On a closer view you can notice that the Gold/Silver ratio chart made a Double Top Pattern and broke below the neckline of a Head and Shoulders Pattern. The Gold/Silver ratio backtested the neckline and is currently making new lows which is also a bullish sign for the Complex Metals. Miners are outperforming Gold and Silver is outperforming Gold, which is what we want to see in a healthy Metals Bull Market.
On the following chart you can see that the XAU Index backtested strong supports and prices reversed to the upside. The Domed House and Three Peaks Chart Pattern has also been entirely completed at point 10 several weeks ago and the price action reversed strongly to the upside at point 10.
The Gold Metal has strong support channels around $1220-$1230 and Silver broke out of a Falling Wedge Pattern.

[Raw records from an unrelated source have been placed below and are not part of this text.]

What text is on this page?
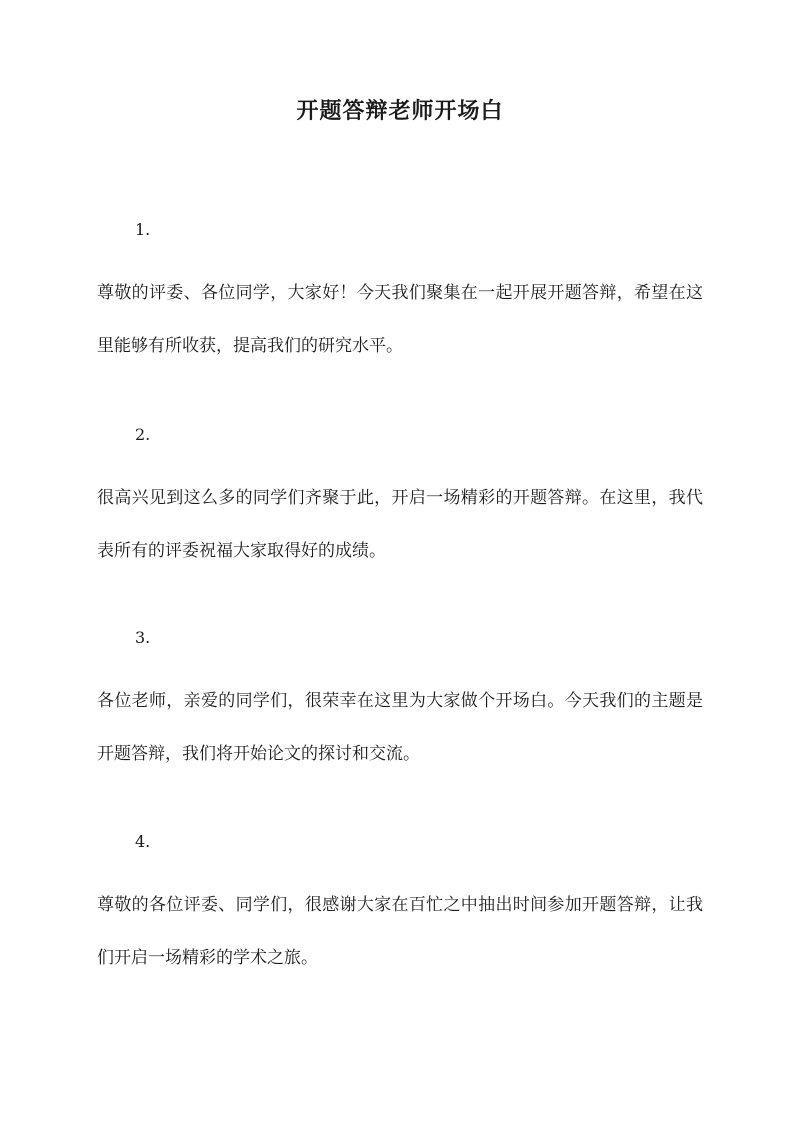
开题答辩老师开场白
1.
尊敬的评委、各位同学，大家好！今天我们聚集在一起开展开题答辩，希望在这里能够有所收获，提高我们的研究水平。
2.
很高兴见到这么多的同学们齐聚于此，开启一场精彩的开题答辩。在这里，我代表所有的评委祝福大家取得好的成绩。
3.
各位老师，亲爱的同学们，很荣幸在这里为大家做个开场白。今天我们的主题是开题答辩，我们将开始论文的探讨和交流。
4.
尊敬的各位评委、同学们，很感谢大家在百忙之中抽出时间参加开题答辩，让我们开启一场精彩的学术之旅。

The big picture of all the Complex Metals is showing bullish consolidation patterns. Corrections often end with Falling Wedge or Expanding Wedge Patterns. Silver and Platinum are forming Falling Wedge Patterns and Gold is forming an Expanding Wedge Pattern. You can also notice that Copper is very close to break out of the Falling Wedge Pattern like Silver. Palladium is leading with new highs which is also bullish for the Complex Metals.
On a closer view you can see that Miners rebounced as expected on the 78.6 Fibonacci level. The Miners Junior Index (GDXJ) is leading as prices already broke above the apex of the Triangle Pattern and also above the declining trendline resistance.
Gold has an important resistance zone at $1290-$1310, a breakout above $1310 should send it at much higher prices around $1550-$1600.
It has been several weeks that the price action has been showing us bullish patterns in Miners and Metals ratio charts. We therefore took long positions in Miners and Metals for the intermediate term trend (JNUG 3X leverage is already up 80%) as I think that it is important to respect what the market is telling us and to look for clues that reverse the trend. Charts are showing that the cyclical bear market has ended and the secular bull market primary trend has still a lot of upside potential.